In this Sermon on the Plain, similar to the Sermon on the Mount in Matthew’s gospel, Jesus challenges us to live a way of life that isn’t the norm. He asks us to control our anger, turn the other cheek, love our enemies, pray for our enemies, and “be merciful as our Father is merciful.” He warns us about making excuses, saying one thing and doing another, looking for extra credit for doing what everyone knows is right. He tells us not only are we not to judge, we are to put ourselves in the other guy’s shoes, “in everything do to others as you would have them do to you.” It’s too much! I can’t do these things—how can I ask anyone else to do these things? I can’t drive down the street without making a snide remark about someone’s driving; I jump to conclusions about people and situations with very little evidence and come to my own defense way too much. I want to be a good person, I want to follow Jesus, but if this is what it takes, I’m hopeless. And that’s just the point, right? It is too much, we can’t do it—not if we count on ourselves. Yet we’re not hopeless exactly because our Father in heaven is merciful. If God is kind even to the ungrateful and the wicked, how much more does God’s kindness mean to those who love and turn and forgive and show mercy.

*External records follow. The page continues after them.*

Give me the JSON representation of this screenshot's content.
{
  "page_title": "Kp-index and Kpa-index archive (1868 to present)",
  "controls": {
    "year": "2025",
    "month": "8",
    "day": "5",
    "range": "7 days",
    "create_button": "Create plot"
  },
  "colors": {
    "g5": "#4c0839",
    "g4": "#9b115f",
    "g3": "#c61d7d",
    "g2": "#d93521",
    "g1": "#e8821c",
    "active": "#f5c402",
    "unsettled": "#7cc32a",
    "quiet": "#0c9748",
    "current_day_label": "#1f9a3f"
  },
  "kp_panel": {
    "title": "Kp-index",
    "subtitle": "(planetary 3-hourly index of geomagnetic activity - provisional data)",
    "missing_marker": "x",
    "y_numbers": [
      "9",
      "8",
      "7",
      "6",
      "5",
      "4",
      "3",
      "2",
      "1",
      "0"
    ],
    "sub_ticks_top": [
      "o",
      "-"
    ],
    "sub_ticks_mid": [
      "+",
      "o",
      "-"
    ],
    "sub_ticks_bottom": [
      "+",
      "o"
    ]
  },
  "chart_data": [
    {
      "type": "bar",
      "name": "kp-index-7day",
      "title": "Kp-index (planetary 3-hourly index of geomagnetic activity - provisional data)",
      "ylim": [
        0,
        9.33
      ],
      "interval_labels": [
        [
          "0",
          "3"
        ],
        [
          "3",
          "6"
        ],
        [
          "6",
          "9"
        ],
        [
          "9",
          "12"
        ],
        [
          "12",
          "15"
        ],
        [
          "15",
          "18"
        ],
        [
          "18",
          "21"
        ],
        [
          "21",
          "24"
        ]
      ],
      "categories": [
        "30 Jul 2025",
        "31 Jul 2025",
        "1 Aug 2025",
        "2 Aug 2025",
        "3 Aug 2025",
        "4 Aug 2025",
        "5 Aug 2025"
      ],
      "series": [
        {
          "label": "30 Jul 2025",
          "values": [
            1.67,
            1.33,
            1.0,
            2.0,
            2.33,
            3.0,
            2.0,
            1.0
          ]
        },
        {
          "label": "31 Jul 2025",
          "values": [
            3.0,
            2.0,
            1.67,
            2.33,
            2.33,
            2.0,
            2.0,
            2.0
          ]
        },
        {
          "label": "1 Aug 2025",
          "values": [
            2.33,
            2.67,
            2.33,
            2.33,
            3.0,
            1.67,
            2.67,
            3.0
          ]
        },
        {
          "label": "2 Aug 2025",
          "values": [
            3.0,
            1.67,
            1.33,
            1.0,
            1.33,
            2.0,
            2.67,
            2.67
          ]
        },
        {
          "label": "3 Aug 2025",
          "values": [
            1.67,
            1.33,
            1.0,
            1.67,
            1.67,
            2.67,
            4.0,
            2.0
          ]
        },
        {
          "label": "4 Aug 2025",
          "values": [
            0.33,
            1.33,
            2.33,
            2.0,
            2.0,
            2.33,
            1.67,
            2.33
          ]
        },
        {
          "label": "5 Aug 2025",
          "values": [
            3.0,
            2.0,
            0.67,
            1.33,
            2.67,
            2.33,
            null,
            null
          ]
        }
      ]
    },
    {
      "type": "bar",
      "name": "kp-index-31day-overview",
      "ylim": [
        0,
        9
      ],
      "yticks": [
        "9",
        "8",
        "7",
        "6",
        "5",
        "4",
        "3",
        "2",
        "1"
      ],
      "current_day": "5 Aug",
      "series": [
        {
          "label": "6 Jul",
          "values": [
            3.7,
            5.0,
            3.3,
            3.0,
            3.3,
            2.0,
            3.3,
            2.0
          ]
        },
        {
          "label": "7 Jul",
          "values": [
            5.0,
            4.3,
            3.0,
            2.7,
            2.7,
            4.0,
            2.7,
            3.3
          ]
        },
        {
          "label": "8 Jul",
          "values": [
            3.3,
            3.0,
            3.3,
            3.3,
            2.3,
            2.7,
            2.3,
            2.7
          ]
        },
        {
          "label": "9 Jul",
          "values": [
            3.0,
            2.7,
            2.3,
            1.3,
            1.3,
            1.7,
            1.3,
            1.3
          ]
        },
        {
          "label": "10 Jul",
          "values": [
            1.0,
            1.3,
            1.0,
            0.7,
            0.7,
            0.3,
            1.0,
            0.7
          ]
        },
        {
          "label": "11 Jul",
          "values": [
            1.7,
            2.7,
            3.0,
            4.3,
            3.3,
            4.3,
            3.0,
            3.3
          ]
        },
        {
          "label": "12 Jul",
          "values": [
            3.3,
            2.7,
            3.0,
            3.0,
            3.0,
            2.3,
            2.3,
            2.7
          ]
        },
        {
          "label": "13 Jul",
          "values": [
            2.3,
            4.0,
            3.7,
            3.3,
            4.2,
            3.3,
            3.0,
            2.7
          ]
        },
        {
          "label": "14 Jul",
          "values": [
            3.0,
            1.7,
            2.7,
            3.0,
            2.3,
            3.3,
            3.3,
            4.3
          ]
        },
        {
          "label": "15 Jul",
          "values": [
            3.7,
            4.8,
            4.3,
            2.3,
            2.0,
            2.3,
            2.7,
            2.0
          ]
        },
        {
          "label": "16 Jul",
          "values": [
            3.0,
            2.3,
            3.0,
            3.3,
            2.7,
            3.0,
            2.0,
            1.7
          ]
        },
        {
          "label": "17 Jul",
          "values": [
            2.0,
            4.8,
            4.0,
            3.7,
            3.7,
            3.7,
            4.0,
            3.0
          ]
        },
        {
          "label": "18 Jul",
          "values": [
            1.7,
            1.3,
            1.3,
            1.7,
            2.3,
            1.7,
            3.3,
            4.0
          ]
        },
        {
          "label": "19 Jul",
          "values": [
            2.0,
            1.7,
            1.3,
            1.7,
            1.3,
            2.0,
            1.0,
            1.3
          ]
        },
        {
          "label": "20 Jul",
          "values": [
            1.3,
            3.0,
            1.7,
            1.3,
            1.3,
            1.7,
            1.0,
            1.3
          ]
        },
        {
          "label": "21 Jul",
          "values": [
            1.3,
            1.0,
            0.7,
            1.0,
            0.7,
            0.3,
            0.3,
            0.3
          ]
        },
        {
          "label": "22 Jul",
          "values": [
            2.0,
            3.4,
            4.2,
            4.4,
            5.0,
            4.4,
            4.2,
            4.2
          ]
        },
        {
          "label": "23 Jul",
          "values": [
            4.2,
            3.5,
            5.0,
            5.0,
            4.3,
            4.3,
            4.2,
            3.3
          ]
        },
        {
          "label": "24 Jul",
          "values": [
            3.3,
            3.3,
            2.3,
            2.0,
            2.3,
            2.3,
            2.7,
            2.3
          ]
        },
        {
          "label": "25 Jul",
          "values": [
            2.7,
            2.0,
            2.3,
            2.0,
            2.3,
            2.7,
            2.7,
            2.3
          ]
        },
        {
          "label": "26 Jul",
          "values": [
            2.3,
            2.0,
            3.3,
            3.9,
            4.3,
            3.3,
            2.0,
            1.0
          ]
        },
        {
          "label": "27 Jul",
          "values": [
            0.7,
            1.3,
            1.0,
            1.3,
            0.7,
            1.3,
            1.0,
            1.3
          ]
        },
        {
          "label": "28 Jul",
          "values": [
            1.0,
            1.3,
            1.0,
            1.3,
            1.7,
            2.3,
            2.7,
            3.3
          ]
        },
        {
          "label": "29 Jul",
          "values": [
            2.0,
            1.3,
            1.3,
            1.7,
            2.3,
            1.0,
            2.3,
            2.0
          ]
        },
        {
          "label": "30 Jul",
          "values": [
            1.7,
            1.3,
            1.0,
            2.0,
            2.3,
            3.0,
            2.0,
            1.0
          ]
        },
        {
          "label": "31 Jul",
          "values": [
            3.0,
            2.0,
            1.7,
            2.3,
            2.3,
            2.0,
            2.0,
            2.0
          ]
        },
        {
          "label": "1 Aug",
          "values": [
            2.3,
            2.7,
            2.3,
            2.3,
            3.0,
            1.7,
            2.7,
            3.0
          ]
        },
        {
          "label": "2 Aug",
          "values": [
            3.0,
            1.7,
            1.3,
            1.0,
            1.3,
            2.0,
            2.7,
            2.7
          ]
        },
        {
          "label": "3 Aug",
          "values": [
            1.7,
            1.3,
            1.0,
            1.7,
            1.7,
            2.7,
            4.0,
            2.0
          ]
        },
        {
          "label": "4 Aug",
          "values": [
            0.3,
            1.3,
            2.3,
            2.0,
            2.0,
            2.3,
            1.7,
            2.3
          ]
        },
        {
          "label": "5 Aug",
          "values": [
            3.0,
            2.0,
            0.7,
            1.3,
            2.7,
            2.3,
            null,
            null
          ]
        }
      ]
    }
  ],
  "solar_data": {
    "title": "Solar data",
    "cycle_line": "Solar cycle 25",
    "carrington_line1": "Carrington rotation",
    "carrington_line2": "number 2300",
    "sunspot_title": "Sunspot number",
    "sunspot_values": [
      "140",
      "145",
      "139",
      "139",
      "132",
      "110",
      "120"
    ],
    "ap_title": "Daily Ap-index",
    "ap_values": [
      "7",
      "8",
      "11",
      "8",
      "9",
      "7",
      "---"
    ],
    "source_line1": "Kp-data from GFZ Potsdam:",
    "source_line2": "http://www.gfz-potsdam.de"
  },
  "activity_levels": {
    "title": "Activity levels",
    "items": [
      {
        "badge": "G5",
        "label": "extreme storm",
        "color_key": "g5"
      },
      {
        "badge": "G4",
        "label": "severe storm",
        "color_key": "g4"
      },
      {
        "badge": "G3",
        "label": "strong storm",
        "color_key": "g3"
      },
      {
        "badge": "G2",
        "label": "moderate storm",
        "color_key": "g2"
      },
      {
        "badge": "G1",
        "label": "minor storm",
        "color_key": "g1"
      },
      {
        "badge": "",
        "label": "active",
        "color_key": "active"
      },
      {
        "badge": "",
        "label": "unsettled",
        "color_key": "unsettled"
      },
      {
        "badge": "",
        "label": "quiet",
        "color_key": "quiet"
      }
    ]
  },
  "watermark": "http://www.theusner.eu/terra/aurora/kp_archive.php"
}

But we have to seek the right thing—we have to accept the grace that we are given. We have to ask for help to control our anger, turn the other cheek, love our enemies, pray for our enemies, and “be merciful as our Father is merciful.” We have to stop making excuses, saying one thing and doing another, looking for extra credit for doing what everyone else knows is right. In other words, we have to ask for help to become spiritually mature. As disciples, we’re asked not just to avoid the obvious, we’re expected to go farther than enlightened self-interest. It’s easy to be nice to people who are nice to us. It’s not easy to be nice to people who are unkind. It’s easy to smile at someone who smiles at us. It’s not easy to smile back at a scowling face. It’s easy to give when someone is grateful and polite and says please and thank you. It’s not easy to give to someone who expects it and takes you for granted. Yet that’s exactly what God does. And Jesus commands us to try to be like God who loves—who does good—who blesses and gives and forgives. In this sermon, we learn who God is by becoming aware of who we aren’t. Where we aren’t merciful, God is. Where we don’t love, God does. And God not only loves others, God loves us.

God’s radical grace is different because it depends on God and not the receiver. None of us merits grace—we receive it because God wants to show us mercy. This, in turn, is what Jesus expects of us. Not to let our behavior be based on what others do or don’t do. As one preacher has said, “Rather than a person hating in response to hatred or loving in response to love, Christian behavior and relationships are prompted by the God we worship who doesn’t react but acts in love and grace toward all.” Not a doormat to other people, but those who stand our ground in love.

I don’t know if Rachel loved her enemy—but she stood her ground by every means possible. She laughed, she loved, she lived an amazing and full life, measure for good measure. The kind Jesus calls us all to live.